Luckily, college bands are flaky, and two of the night’s headliners dropped off the bill the morning of. Perhaps they had overindulged in the day’s festivities and forgotten how to play their instruments or drowned in existential dread. Either way, the members of Mom Rock were in full control of their faculties and ready to capitalize on their revised 9 p.m. time slot. What happened next cemented the quartet as a fixture in the scene.
“We went up to play and the crowd was electric,” guitarist/singer Josh Polack told BandWagon. “It was the first time I ever crowd surfed during a guitar solo.”
“They literally picked him up without provocation,” guitarist/singer Curtis Heimburger chimed in.
“We were in this basement where the ceilings were super low,” bassist Tara Maggiulli added. “I thought he would get concussed, but he was fine.”
At the time, the band was newly formed and barely had two songs out on streaming services. If you listen to their 2021 EP, a song with a happy end, you can still hear the manic sweatiness of a DIY basement show in the fast tempos, hooky guitar riffs and sing-along choruses. Their songs may cover morose topics like heartbreak, homelessness and emotional insecurity, but any melancholy is drowned out by foot-stomping catharsis.
“You can’t really hear anything in those basements,” Heimburger said. “You gotta have a good chorus and a good hook.”

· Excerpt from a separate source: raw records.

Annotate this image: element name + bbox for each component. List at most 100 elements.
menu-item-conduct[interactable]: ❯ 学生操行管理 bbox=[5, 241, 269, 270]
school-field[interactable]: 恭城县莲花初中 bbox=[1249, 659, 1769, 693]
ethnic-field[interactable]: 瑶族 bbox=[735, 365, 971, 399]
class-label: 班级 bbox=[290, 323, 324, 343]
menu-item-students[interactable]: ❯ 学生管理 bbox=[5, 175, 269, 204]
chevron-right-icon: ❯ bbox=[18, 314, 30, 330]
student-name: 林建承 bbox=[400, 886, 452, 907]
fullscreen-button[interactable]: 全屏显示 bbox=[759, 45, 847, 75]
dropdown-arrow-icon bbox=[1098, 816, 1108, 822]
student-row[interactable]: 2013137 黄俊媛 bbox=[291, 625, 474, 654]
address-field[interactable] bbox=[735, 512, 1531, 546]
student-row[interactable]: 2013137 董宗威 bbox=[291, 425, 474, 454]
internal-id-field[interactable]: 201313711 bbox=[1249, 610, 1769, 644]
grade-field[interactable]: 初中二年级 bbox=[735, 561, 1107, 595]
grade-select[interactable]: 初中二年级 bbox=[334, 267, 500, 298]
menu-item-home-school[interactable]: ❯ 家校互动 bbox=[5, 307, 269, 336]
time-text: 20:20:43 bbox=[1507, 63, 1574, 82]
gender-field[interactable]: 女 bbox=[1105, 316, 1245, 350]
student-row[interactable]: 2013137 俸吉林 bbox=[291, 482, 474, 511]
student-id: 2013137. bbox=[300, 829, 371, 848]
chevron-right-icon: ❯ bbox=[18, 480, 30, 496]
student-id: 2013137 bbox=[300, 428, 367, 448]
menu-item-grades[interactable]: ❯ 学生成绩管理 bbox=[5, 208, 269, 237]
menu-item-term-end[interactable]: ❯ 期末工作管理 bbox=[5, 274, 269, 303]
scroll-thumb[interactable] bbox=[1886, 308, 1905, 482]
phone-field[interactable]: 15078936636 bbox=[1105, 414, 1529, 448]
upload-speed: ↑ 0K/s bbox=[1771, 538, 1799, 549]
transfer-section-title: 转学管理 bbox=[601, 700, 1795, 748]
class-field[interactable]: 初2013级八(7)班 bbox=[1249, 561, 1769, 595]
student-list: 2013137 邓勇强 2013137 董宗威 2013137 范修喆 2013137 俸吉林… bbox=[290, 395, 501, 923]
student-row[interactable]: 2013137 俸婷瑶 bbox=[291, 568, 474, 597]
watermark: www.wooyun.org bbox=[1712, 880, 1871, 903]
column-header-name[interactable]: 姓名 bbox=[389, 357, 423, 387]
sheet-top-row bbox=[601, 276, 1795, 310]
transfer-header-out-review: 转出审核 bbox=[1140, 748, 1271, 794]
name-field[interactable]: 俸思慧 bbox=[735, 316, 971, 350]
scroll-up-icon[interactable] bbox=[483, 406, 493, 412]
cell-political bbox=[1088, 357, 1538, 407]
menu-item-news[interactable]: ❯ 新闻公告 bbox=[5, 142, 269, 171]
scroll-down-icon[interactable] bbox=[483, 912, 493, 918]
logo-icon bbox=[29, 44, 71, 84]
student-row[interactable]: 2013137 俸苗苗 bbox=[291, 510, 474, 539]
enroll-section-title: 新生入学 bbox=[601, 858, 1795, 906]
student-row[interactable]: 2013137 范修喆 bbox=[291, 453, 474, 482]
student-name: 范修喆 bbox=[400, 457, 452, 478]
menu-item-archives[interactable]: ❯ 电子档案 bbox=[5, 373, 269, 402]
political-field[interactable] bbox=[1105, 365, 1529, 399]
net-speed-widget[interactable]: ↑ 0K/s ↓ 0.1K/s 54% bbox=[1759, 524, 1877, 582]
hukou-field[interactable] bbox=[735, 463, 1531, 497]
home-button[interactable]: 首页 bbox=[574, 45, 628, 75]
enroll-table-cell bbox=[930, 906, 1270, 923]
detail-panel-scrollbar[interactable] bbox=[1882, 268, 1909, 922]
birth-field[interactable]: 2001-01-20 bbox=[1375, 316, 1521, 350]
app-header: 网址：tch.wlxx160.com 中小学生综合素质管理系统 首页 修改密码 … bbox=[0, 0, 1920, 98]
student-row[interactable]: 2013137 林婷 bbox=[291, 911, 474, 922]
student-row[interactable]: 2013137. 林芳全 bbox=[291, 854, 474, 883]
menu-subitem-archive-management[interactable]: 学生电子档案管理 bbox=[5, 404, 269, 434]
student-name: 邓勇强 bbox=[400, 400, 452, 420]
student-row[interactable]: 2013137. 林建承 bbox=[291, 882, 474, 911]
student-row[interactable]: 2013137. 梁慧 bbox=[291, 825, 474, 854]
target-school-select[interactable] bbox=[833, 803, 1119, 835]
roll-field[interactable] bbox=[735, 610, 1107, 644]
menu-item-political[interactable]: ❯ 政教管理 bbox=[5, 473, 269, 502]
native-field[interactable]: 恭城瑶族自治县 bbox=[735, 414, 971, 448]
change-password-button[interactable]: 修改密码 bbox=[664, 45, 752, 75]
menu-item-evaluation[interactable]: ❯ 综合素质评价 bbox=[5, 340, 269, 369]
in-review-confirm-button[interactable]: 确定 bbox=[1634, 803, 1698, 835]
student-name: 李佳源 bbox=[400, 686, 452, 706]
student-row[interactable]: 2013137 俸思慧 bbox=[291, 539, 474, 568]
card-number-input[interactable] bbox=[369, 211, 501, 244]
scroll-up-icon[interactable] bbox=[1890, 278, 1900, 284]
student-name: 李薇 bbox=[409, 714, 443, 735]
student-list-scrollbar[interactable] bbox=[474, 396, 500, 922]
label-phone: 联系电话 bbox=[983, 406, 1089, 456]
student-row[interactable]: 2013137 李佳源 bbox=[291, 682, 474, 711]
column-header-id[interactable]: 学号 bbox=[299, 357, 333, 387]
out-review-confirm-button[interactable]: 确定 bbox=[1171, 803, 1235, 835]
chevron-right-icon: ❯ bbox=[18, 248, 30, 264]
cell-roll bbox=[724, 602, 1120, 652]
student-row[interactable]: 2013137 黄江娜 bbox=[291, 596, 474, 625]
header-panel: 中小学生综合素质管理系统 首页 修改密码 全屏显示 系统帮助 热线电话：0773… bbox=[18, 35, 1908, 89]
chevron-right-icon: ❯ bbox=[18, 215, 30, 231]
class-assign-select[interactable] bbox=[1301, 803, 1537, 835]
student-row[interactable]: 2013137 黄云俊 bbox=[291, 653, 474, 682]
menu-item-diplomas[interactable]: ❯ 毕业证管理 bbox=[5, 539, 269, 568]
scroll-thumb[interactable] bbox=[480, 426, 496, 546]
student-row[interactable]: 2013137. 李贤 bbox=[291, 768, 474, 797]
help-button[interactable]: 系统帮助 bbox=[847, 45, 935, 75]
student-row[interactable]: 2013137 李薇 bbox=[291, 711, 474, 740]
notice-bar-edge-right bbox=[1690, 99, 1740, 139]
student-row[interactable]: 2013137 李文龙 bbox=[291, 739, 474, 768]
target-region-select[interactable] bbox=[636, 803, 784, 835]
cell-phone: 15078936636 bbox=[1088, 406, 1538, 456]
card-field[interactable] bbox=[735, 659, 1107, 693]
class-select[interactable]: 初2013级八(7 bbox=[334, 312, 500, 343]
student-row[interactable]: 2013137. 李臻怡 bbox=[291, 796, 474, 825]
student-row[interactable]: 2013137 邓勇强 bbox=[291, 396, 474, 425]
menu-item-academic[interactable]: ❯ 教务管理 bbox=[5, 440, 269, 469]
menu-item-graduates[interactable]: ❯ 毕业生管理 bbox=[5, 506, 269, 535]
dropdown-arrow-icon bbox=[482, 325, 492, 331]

When the last of Mom Rock’s members graduated from college last spring (all but Maggiulli attended Berklee College of Music), they decided to drive across the country to set up a new homebase in Los Angeles. With a few connections in the scene and millions of streams across platforms, they broke into the scene much more quickly than they were expecting.
“It’s always tough to book your first show in whatever new city you’re going to,” Polack said. “We reached out to try to book our first show and they were like ‘yeah, so many people already recommended you to play I was about to email you.”
Now, just a few months after moving into their new communal digs, Mom Rock’s members are headed out on their first ever national tour — respectively fueled by trail mix, extra toasty Cheez-Its, cheetos, sliced apples and lunch meats. When BandWagon caught up with them in December, they were “analysing the pros and cons of different vans and trailers while watching The Great British Baking Show.”
On the week of January 17, providing they find a functioning tour vehicle, Mom Rock will post up in Northern Colorado for a Wednesday show at the Coast in Fort Collins and a Thursday show at the Black Buzzard in Denver before playing a weekend string of shows scattered around the state.
If you tend towards traditional behavior on a first band-date, try not to get too close to the action if you end up at one of the concerts. While some bands have overly-affectionate fans, Mom Rock has overly affectionate band members.
“Our fans are the best people on earth,” Heimburger said. “If we could kiss every single one of them on the mouth,” Polack chimed in, “We would,” Maggiulli and Heimburger finished his sentence in unison.